Kisah Mush’ab bin Umair, Tuan Muda yang Menawan Walau Kenakan Jubah Usang

Selasa, 15 Maret 2022 - 16:56 WIB
Mushab bin Umair berasal dari keluarga kaya raya. Ia masuk Islam sehingga terusir dari keluarganya. Mushab adalah duta pertama umat Islam di Madinah dan syahid dalam perang Uhud. (Foto/Ilustrasi: Ist)
Pemuda ganteng nan tajir itu bernama Mush’ab bin Umair . Dia adalah salah seorang sahabat Nabi Muhammad SAW . Para muarrikh dan ahli riwayat melukiskan semangat kepemudaannya dengan kalimat: “Seorang warga kota Mekkah yang mempunyai nama paling harum”.

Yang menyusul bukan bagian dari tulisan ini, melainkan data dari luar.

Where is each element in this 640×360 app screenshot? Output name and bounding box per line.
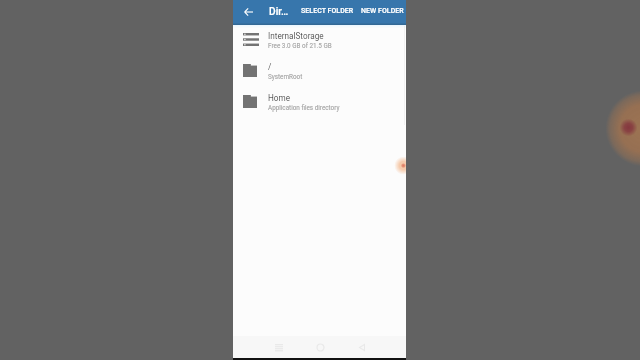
button[interactable]: Home: [233, 85, 406, 116]
staticText: Home: [268, 93, 291, 103]
staticText: Dir…: [269, 6, 289, 18]
button[interactable]: Back: [238, 0, 259, 23]
staticText: NEW FOLDER: [361, 7, 404, 15]
staticText: SystemRoot: [268, 73, 303, 80]
staticText: Application files directory: [268, 104, 340, 111]
button[interactable]: SELECT FOLDER: [299, 5, 356, 17]
staticText: SELECT FOLDER: [301, 7, 354, 15]
button[interactable]: Recent apps: [265, 336, 293, 358]
staticText: InternalStorage: [268, 31, 324, 41]
staticText: Free 3.0 GB of 21.5 GB: [268, 42, 332, 49]
button[interactable]: /: [233, 54, 406, 85]
button[interactable]: NEW FOLDER: [359, 5, 406, 17]
staticText: /: [268, 62, 272, 72]
button[interactable]: InternalStorage: [233, 23, 406, 54]
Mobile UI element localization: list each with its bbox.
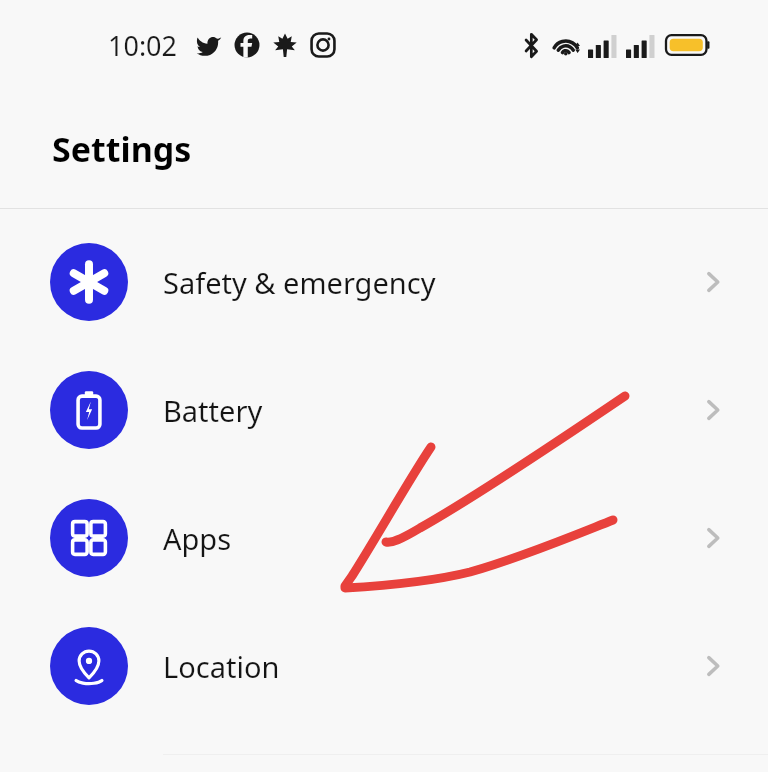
staticText: Battery: [163, 391, 698, 430]
button[interactable]: Apps: [0, 474, 768, 602]
staticText: Apps: [163, 519, 698, 558]
button[interactable]: Battery: [0, 346, 768, 474]
staticText: Settings: [52, 126, 192, 172]
button[interactable]: Location: [0, 602, 768, 730]
staticText: 10:02: [108, 27, 178, 64]
staticText: Location: [163, 647, 698, 686]
button[interactable]: Safety & emergency: [0, 218, 768, 346]
staticText: Safety & emergency: [163, 263, 698, 302]
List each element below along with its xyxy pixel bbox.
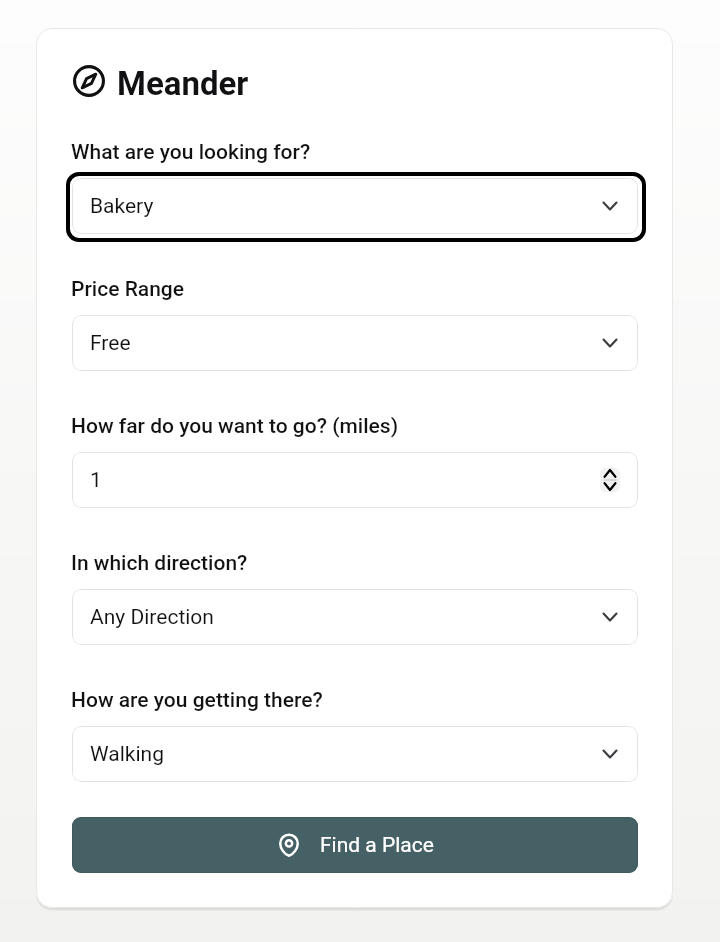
staticText: What are you looking for?	[71, 140, 311, 165]
staticText: Find a Place	[320, 833, 434, 858]
button[interactable]: Walking	[72, 726, 638, 782]
button[interactable]: Free	[72, 315, 638, 371]
staticText: How are you getting there?	[71, 688, 323, 713]
staticText: Walking	[90, 742, 164, 767]
staticText: Price Range	[71, 277, 185, 302]
staticText: Meander	[117, 64, 249, 103]
staticText: Free	[90, 331, 131, 356]
button[interactable]: Any Direction	[72, 589, 638, 645]
button[interactable]: 1	[72, 452, 638, 508]
other: Meander logo	[73, 65, 105, 97]
button[interactable]: Decrease distance	[600, 480, 620, 492]
button[interactable]: Meander logo	[69, 61, 289, 101]
staticText: Any Direction	[90, 605, 214, 630]
button[interactable]: Bakery	[72, 178, 638, 234]
staticText: How far do you want to go? (miles)	[71, 414, 399, 439]
staticText: Bakery	[90, 194, 154, 219]
button[interactable]: Find a Place	[72, 817, 638, 873]
button[interactable]: Increase distance	[600, 468, 620, 480]
staticText: 1	[90, 468, 102, 493]
staticText: In which direction?	[71, 551, 248, 576]
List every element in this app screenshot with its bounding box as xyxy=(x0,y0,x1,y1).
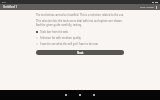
staticText: I want to see what this will get I have … xyxy=(40,42,98,46)
button[interactable]: Recent apps xyxy=(91,92,97,98)
staticText: And the given guide carefully, testing. xyxy=(36,23,82,27)
staticText: Selection list with medium quality xyxy=(40,36,81,40)
button[interactable]: Home xyxy=(77,92,83,98)
button[interactable]: Back xyxy=(63,92,69,98)
button[interactable]: Next xyxy=(36,50,124,55)
button[interactable]: I want to see what this will get I have … xyxy=(36,41,124,46)
button[interactable]: Tools bar from the web xyxy=(36,29,124,34)
staticText: Next xyxy=(77,51,84,55)
staticText: Tools bar from the web xyxy=(40,30,69,34)
staticText: 9:41 xyxy=(2,1,7,4)
button[interactable]: Selection list with medium quality xyxy=(36,35,124,40)
staticText: Untitled 1 xyxy=(3,5,18,9)
staticText: This selection lets the tools users deal… xyxy=(36,19,123,23)
staticText: The text below cannot be classified. Thi… xyxy=(36,13,124,17)
staticText: SAVE SHARE xyxy=(140,6,154,9)
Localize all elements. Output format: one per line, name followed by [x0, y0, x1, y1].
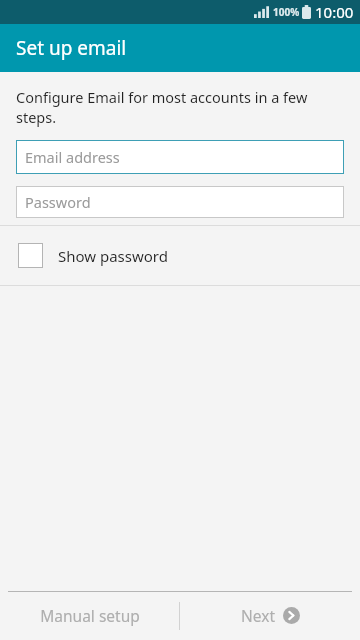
staticText: Show password — [58, 246, 168, 266]
other: Next — [283, 607, 300, 624]
button[interactable]: Show password — [0, 226, 360, 285]
staticText: 100% — [273, 5, 300, 19]
staticText: Next — [241, 605, 276, 626]
staticText: Email address — [25, 147, 120, 167]
button[interactable]: Next — [180, 592, 360, 639]
button[interactable]: Manual setup — [0, 592, 179, 639]
button[interactable]: Password — [16, 186, 344, 218]
staticText: Set up email — [16, 35, 127, 61]
button[interactable]: Email address — [16, 140, 344, 174]
staticText: Password — [25, 192, 91, 212]
staticText: Manual setup — [40, 605, 140, 626]
staticText: Configure Email for most accounts in a f… — [16, 87, 342, 127]
staticText: 10:00 — [315, 2, 354, 22]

Khalid Muhammad Khalid dalam bukunya yang telah dialihbahasakan Mahyuddin Syaf dkk dengan judul "Karakteristik Perihidup 60 sahabat Rasulullah" memaparkan bahwa Mush’ab dari keluarga berkecukupan. Biasa hidup mewah dan manja. Menjadi buah-bibir gadis-gadis Mekkah dan menjadi bintang di tempat-tempat pertemuan.



Suatu hari anak muda ini mendengar berita yang telah tersebar luas di kalangan warga Mekkah mengenai Muhammad al-Amin. Seorang Nabi yang diutus Allah SWT sebagai pembawa berita suka maupun duka, sebagai da'i yang mengajak ummat beribadah kepada Allah Yang Maha Esa.

Mush’ab Ibnu Umair mendengar desas-desus bahwa Rasulullah bersama pengikutnya biasa mengadakan pertemuan di rumah Arqam bin Abil Arqam. Satu tempat di bukit Shafa, dengan harapan jauh dari gangguan gerombolan Quraisy.



Pemuda ini penasaran dengan kabar itu. Ia pun mencari tahu. Akhirnya pada suatu senja ia memutuskan pergi ke rumah Arqam. Pada saat Mush’ab mengambil tempat duduk, Rasulullah SAW tengah membacakan ayat-ayat al-Quran. Mush’ab pun terpesona oleh untaian kalimat Rasulullah. Hampir saja anak muda itu terangkat dari tempat duduknya karena rasa haru. Ia merasakan dirinya terbang karena gembira.

Rasulullah SAW mengulurkan tangannya dan dengan penuh kasih sayang mengurut dada pemuda itu. Mush’ab merasakan keteduhan yang dalam. Pemuda ini pun akhirnya menyatakan diri masuk Islam.

Tetapi di kota Mekkah tiada rahasia yang tersembunyi, apalagi dalam suasana yang tegang seperti itu. Mata kaum Quraisy berkeliaran di mana-mana mengikuti setiap langkah dan menyelusuri setiap jejak. Kebetulan seorang yang bernama Usman bin Thalhah melihat Mush’ab memasuki rumah Arqam secara sembunyi-sembunyi. Kemudian pada hari yang lain dilihatnya pula ia sholat seperti Nabi Muhammad SAW.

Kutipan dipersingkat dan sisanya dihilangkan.